In short, for most computational chemistry activities users will continue to use UIs. The UI input will then be mapped to the Chemist DSL, and then the Chemist DSL will be mapped to the underlying kernels. Most legacy computational chemistry packages forego the intermediate DSL layer. The problem with such an approach is that the DSL is exactly the interface power users/developers are looking for. Without the DSL, said users are forced to modify the existing code or complicate the UI.

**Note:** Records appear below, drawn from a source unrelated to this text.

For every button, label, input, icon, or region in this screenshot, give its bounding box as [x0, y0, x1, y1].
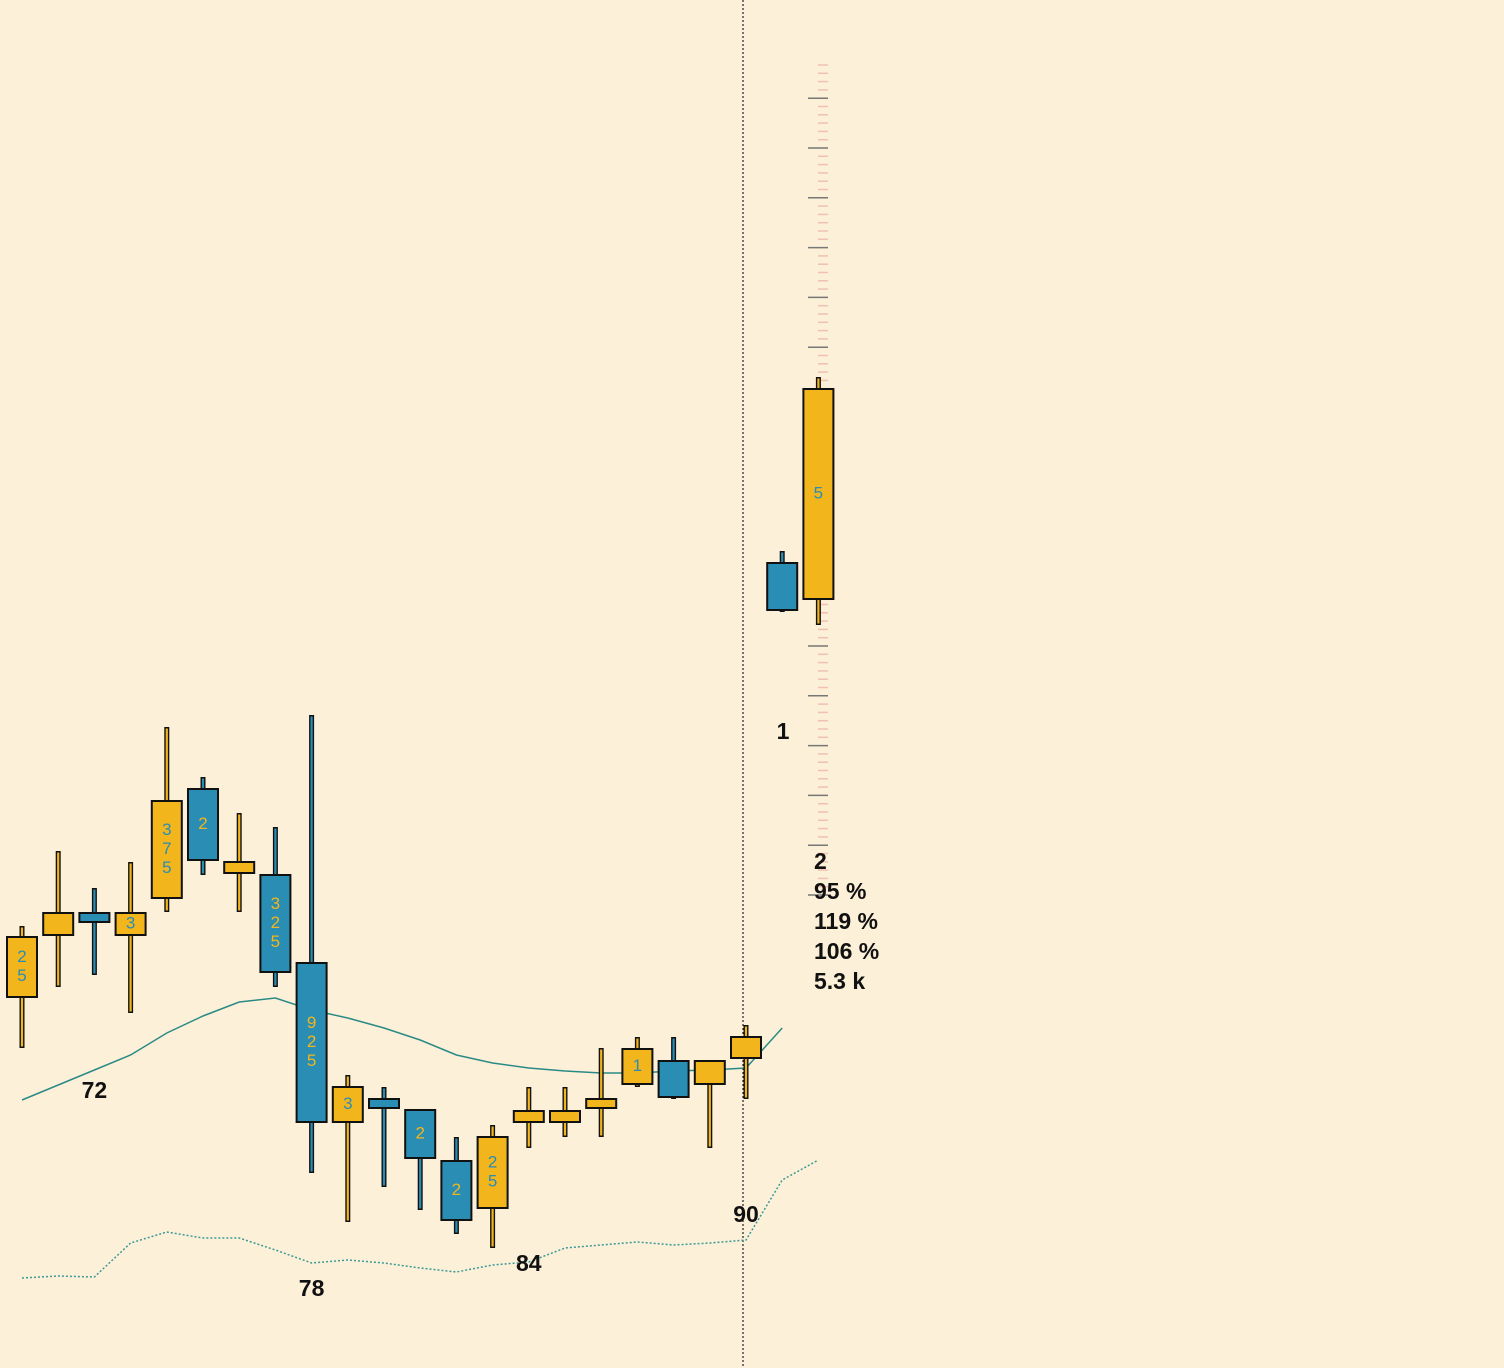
stat-text: 119 %: [814, 908, 878, 934]
candle-label: 9: [307, 1013, 316, 1032]
candle-label: 1: [633, 1056, 642, 1075]
stat-text: 95 %: [814, 878, 866, 904]
annotation: 1: [777, 718, 790, 744]
candle-body: [585, 1098, 618, 1109]
candle-body: [42, 912, 75, 936]
moving-average: [21, 997, 783, 1101]
candle-label: 3: [126, 913, 135, 932]
candle-body: [368, 1098, 400, 1109]
x-tick-label: 90: [733, 1201, 759, 1227]
candle-body: [6, 936, 38, 998]
candle-body: [766, 562, 799, 611]
candle-label: 5: [162, 858, 171, 877]
candle-label: 5: [814, 483, 823, 502]
moving-average: [21, 1159, 819, 1279]
candle-label: 5: [17, 966, 26, 985]
candle-label: 2: [17, 947, 26, 966]
candle-label: 5: [307, 1051, 316, 1070]
stat-text: 106 %: [814, 938, 879, 964]
candle-body: [187, 788, 219, 861]
candle-body: [621, 1048, 654, 1085]
candle-body: [549, 1110, 581, 1123]
candle-body: [476, 1136, 509, 1209]
candle-label: 2: [198, 814, 207, 833]
candle-label: 2: [488, 1152, 497, 1171]
candle-body: [440, 1160, 473, 1221]
candle-body: [150, 800, 183, 899]
candle-body: [802, 388, 835, 600]
candle-label: 5: [271, 932, 280, 951]
x-tick-label: 72: [82, 1077, 108, 1103]
candle-label: 3: [271, 894, 280, 913]
candle-body: [404, 1109, 437, 1159]
candle-label: 3: [343, 1094, 352, 1113]
candle-label: 5: [488, 1171, 497, 1190]
candle-label: 3: [162, 820, 171, 839]
candle-body: [223, 861, 256, 874]
candle-body: [657, 1060, 690, 1098]
candle-body: [295, 962, 328, 1123]
candle-label: 2: [415, 1123, 424, 1142]
candle-body: [512, 1110, 545, 1123]
candle-body: [693, 1060, 726, 1085]
candle-label: 7: [162, 839, 171, 858]
x-tick-label: 84: [516, 1250, 542, 1276]
stat-text: 2: [814, 848, 827, 874]
stat-text: 5.3 k: [814, 968, 865, 994]
candle-body: [78, 912, 111, 923]
candle-label: 2: [452, 1180, 461, 1199]
candle-body: [114, 912, 147, 936]
candle-label: 2: [307, 1032, 316, 1051]
candle-body: [730, 1036, 762, 1059]
candle-body: [259, 874, 292, 973]
x-tick-label: 78: [299, 1275, 325, 1301]
candle-body: [331, 1086, 364, 1123]
candle-label: 2: [271, 913, 280, 932]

What is a typical Chemist workflow?
The typical Chemist workflow is pictorially given in
Fig. 1 (in the context of Gaussian-based quantum
chemistry). The first step is to create a ChemicalSystem
class (TODO: link).
For the example workflow shown in Fig. 1 this step is
depicted by the benzene molecule. The ChemicalSystem
class describes the
nuclei, electrons, molecules, boundary conditions (periodic, vacuum, solvent,
etc.), and fields that represent the chemical system of interest. The
ChemicalSystem
is the chemist’s view of the problem.
Given a ChemicalSystem
the next step is to create a physical model of the
system. For Gaussian-based quantum chemistry this has two parts creating a
molecular basis set (pictorially represented in Fig. 1
by the p-orbitals superimposed on benzene) and specifying an approximation
to the Schroedinger equation (pictorially represented in
Fig. 1 by the time-independent Schroedinger equation). In
Chemist we rely on the AOBasisSet
class for describing molecular basis sets
and a combination of Operator
and Wavefunction
objects to express the
physical approximations (disclaimer Operator
and Wavefunction
are
still experimental).
Together the ChemicalSystem
, Operator
, and Wavefunction
objects
provide an explicit representation of what the user wants to do. The last step
shown in Fig. 1 is the actual computation of the user’s
requested quantity depicted as pseudocode. Ideally, the computations will
leverage Chemists’s data structures directly to avoid expensive data
transformations, but Chemist also provides mechanisms for accessing the
underlying data in a variety of formats.
While Chemist is a standalone library providing a computational chemistry DSL, the developers of Chemist feel that it particularly shines when it used to define interfaces for modular software. The workflow in this section assumes such a use case by relying on opaque modular functions. In the NWChemEx stack these modular functions are actually PluginPlay modules; however, Chemist is independent of PluginPlay and any function satisfying the APIs used here will work. Pseudocode for the above workflow is:
// N.B. all opaque functions would need more user input to work
ChemicalSystem benzene = create_molecule_from_ui();
AOBasisSet aos = form_molecular_basis_set(benzene);
auto H = form_hamiltonian(benzene, aos);
auto Psi = compute_wavefunction(H, aos);
double E = compute_energy(H, Psi);
Of note, see how data is passed explicitly. This avoids coupling to global state
or implicit definitions of things like “Hartree-Fock”. With this code we don’t
have to wonder “what the user things Hartree-Fock is?” because we’re given an
explicit Hamiltonian (as a slight aside many developers may not be used to
thinking of Hartree-Fock in terms of Hamiltonians, but rather Fock operators;
however, Hartree-Fock can be viewed as approximating the Hamiltonian as the core
Hamiltonian plus the converged Fock operator). It’s also important to note that
the DSL does not actually do any computations, it just describes what the user
wants to do. The point being it is not actually possible to talk to the
efficiency of the above code because the bottleneck computations are wrapped in
the opaque functions, e.g., while many developers may immediately say the
iterative nature of Hartree-Fock means that the above code would need to solve
the Hartree-Fock equations 3 times (once in form_hamiltonian
, once in
compute_wavefunction
, and once in compute_energy
); we argue (and the
experimental NWChemEx SCF implementation proves) this need not be the case.